“Abbott Elementary” is bringing the sitcom back


Courtesy of ABC

“Abbott Elementary” has resurged the popularity of network sitcoms, which have been struggling with viewership for the past several years.

Kate Gordon, Copy Editor

After an influx of network sitcoms in the early 2000s to mid-2010s, including hits such as “The Office,” “Modern Family” and “Brooklyn Nine-Nine,” the genre has all but died out in recent years. Though comedy shows remain popular on most streaming platforms—think “Ted Lasso” on Apple TV+ and “The Marvelous Mrs. Maisel” on Amazon Prime Video—those airing on network TV face low ratings and a lack of viewership. The number of Americans who have a cable and/or satellite subscription have dropped from 76% in 2015 to 56% in 2021. This means that it’s harder than ever for a traditionally-aired show to become a hit. Even if a new network sitcom was funny and well-written, would there be enough people who cared to watch it?

Thankfully, “Abbott Elementary” has managed to have this kind of breakthrough. Airing its first episode on ABC in December 2021, the sitcom, created by and starring Quinta Brunson, has since won three Emmys and earned the network’s highest comedy ratings since the finale of “Modern Family.” It also has an overall viewership of 10 million, compared to other ABC comedies such as “The Conners” which had 4.76 million viewers in its latest season and “Home Economics” whose viewership topped out at 1.92 million. Part of “Abbott Elementary’s” high numbers may be owed to its simultaneous availability on Hulu and HBO Max, but its popularity can really only be the result of one thing: it’s simply a good TV show.

“Abbott Elementary” sticks to the tried-and-true elements of past sitcoms with its workplace setting and mockumentary format, while also updating the context of the show for modern audiences. It takes place in a majority-Black Philadelphia elementary school and focuses on five of its teachers, including Barbara Howard (Sheryl Lee Ralph), Gregory Eddie (Tyler James Williams) and their inept but loveable principal Ava Coleman (Janelle James). Each episode has its own self-contained plot and subplot, but several storylines—including a slow-burn relationship between Janine Teagues (Brunson) and Gregory—develop over the course of the show. This comforting setup serves as the framework for jokes and character quirks that are genuinely funny and resonate with viewers regardless of how familiar they are with teaching.

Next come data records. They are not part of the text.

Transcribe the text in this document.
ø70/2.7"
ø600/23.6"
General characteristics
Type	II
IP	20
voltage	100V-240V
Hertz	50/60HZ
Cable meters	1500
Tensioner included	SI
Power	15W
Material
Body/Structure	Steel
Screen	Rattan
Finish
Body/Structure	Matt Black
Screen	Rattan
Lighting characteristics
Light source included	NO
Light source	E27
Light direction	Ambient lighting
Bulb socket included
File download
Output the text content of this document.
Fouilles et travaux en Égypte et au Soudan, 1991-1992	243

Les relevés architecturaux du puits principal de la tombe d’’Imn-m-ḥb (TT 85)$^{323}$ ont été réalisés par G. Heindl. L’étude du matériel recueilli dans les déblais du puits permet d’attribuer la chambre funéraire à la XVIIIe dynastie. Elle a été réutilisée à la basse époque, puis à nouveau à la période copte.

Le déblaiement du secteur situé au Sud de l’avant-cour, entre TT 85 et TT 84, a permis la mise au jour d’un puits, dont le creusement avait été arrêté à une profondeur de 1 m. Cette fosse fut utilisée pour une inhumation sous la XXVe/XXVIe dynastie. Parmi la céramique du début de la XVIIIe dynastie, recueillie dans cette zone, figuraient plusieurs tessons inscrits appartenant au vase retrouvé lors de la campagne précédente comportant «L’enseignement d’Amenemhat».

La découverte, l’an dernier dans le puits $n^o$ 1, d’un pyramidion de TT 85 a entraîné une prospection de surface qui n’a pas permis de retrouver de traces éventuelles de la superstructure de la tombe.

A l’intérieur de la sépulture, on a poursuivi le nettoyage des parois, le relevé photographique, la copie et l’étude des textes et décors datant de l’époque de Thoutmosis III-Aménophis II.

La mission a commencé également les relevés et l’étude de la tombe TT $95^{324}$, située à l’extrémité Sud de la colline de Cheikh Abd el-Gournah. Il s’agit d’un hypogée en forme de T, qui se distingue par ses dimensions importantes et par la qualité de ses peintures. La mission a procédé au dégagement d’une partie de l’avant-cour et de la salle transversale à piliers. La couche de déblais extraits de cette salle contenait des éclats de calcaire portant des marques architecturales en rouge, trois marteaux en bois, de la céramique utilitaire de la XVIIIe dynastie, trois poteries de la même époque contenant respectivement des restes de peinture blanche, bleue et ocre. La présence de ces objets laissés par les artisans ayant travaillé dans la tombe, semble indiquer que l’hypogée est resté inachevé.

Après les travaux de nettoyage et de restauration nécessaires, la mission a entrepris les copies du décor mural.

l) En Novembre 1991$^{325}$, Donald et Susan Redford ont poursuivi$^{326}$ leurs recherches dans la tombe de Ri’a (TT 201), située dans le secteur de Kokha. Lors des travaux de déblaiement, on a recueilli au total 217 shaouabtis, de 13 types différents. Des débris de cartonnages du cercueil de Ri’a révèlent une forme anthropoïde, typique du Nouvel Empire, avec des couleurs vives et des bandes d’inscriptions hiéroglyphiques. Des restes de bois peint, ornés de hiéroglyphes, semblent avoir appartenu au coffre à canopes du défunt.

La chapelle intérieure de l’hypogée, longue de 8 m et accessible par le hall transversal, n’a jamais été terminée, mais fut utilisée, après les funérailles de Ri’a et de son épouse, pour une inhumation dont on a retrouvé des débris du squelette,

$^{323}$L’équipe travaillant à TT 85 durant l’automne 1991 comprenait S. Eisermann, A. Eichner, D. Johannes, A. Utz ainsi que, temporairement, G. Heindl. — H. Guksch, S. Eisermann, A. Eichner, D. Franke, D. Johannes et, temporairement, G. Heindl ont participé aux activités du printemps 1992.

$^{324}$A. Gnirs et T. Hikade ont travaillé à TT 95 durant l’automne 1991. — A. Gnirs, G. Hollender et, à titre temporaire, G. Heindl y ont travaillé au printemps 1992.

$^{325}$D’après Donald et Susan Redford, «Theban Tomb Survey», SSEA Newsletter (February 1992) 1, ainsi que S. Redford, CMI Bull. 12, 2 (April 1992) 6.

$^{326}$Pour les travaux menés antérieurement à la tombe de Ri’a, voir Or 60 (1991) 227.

Another reason “Abbott Elementary” hits home for a lot of people is because of its representation. It was vital to Brunson that she accurately portrayed the setting of a Philadelphia public school. This meant that most of the teachers, students and the principal would be Black, not for the sake of diversity, but for authenticity. “I feel that … the key to more diversity in television is not just sticking characters into a white world, but actually green-lighting the stories that naturally bring those people to the forefront,” says Brunson. “We weren’t worried about diversity at all while we were making the show. We were worried about being funny.”

Brunson’s methods clearly worked. “Abbott Elementary” is the most-tweeted about TV comedy of the year, and has celebrity fans including Kerry Washington, Jada Pinkett Smith and Gabrielle Union, to name a few. Brunson herself has also shot to fame, this month sitting front row at several New York Fashion Week shows. The success of “Abbott Elementary” not only proves that sitcoms and network TV are here to stay (for now), but it is also a testament to the value of authentic storytelling and representation.

“Abbott Elementary” airs Wednesdays at 9 p.m. EST and is available to stream the next day on Hulu.